The announcement of contribution during his tenure between December 1999 and 2004 has triggered a controversy.
Officials at Raj Bhavan said none of Shah's predecessors, including the late Chakraborti Rajagopalachari, the first governor of Bengal (from 15.08.1947 to 21.06.1948) after Independence, installed plaques to highlight their work.
On the granite slab, installed next to a Buddha statue at the sprawling Marble Hall, Shah has given details of what he and his wife have done for Raj Bhavan during his tenure.
'Thorough renovation, restoration and refurbishment of the Raj Bhavan, its suites, halls, corridors and office spaces, hanging of digital reproduction of paintings on the walls' landscaping of Raj Bhavan lawns and gardens and transformation of work culture done by his excellency Shri Viren J. Shah, governor of West Bengal and Smt. Anjana V. Shah, during the tenure of the governor' declares the plaque.
'This is unbecoming of a governor. Though the public works department maintains the governor's house, I am not aware of any such plaque being installed,' PWD minister Amar Chowdhury said today. 'Some PWD staff posted at Raj Bhavan might have installed it at Shah's instance. But to put up a plaque to highlight some of his achievements is in bad taste,' he added.
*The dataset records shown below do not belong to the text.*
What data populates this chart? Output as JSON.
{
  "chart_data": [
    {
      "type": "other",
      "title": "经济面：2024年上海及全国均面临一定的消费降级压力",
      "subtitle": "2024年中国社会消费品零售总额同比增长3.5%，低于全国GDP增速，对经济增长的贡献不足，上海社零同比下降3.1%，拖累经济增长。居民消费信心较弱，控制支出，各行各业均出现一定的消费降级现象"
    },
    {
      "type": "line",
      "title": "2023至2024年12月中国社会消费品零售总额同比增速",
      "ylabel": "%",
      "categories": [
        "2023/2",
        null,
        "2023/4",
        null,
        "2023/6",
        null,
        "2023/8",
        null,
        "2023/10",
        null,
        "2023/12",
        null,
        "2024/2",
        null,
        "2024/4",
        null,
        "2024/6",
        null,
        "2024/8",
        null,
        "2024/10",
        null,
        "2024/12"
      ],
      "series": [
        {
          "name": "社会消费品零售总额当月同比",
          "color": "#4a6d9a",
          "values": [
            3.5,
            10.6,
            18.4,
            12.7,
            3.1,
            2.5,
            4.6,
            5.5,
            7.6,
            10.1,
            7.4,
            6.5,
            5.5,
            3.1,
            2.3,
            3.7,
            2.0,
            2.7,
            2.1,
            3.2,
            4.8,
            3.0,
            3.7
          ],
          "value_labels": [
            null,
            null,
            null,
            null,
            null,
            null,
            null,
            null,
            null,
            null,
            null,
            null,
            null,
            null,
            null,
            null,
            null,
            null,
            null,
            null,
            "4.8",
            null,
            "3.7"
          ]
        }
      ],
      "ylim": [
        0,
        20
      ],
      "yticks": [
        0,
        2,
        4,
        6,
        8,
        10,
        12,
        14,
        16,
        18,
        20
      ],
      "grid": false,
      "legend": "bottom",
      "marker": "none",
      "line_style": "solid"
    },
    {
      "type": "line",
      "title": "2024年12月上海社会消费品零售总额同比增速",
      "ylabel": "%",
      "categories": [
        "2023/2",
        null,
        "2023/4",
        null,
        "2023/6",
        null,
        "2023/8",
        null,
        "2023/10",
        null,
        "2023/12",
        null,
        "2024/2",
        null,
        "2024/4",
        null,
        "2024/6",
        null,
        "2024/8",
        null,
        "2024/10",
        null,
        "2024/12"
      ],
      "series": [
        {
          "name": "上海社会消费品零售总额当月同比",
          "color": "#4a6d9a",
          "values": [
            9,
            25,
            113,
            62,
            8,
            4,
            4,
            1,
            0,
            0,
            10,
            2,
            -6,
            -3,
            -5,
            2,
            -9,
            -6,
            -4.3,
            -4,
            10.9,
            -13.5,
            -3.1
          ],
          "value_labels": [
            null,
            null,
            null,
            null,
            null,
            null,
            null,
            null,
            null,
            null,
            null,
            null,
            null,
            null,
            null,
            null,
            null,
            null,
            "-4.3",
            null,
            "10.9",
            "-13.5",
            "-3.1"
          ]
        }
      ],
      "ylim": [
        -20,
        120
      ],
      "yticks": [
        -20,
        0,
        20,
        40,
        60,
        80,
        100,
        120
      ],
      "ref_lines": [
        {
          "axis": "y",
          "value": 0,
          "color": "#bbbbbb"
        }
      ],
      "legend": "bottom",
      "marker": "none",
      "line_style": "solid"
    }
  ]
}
Pratap Chandra Chunder, the chairman of the West Bengal Heritage Commission and former Union education minister, also took strong exception to the installation of the stone plate. 'The Raj Bhavan is a heritage structure. How can a governor install a plaque to give an account of what he has done during his tenure' he asked. 'This is not expected from a person in high office.'
Historian Barun De said he had never heard of any governor putting up plaques at Raj Bhavan to detail his or her good work.
'Ancient Hindu rajas used to put up plaques in praise of their work. I don't know whether Shah had drawn inspiration from them,' he added.
Raj Bhavan officials said the plaque was installed a week before Shah left Raj Bhavan on December 14.
When contacted in Mumbai, the former governor said he had done nothing 'unbecoming' of his post. 'My wife and I had worked hard to refurbish the decaying Raj Bhavan and also improve work culture of its staff during my five-year tenure. There is nothing wrong if I put up a plaque following requests from my well-wishers and some visitors to Raj Bhavan,' he said.
Asked about his predecessor, governor Gopalkrishna Gandhi refused to be dragged into controversy. 'I shall not comment,' he said.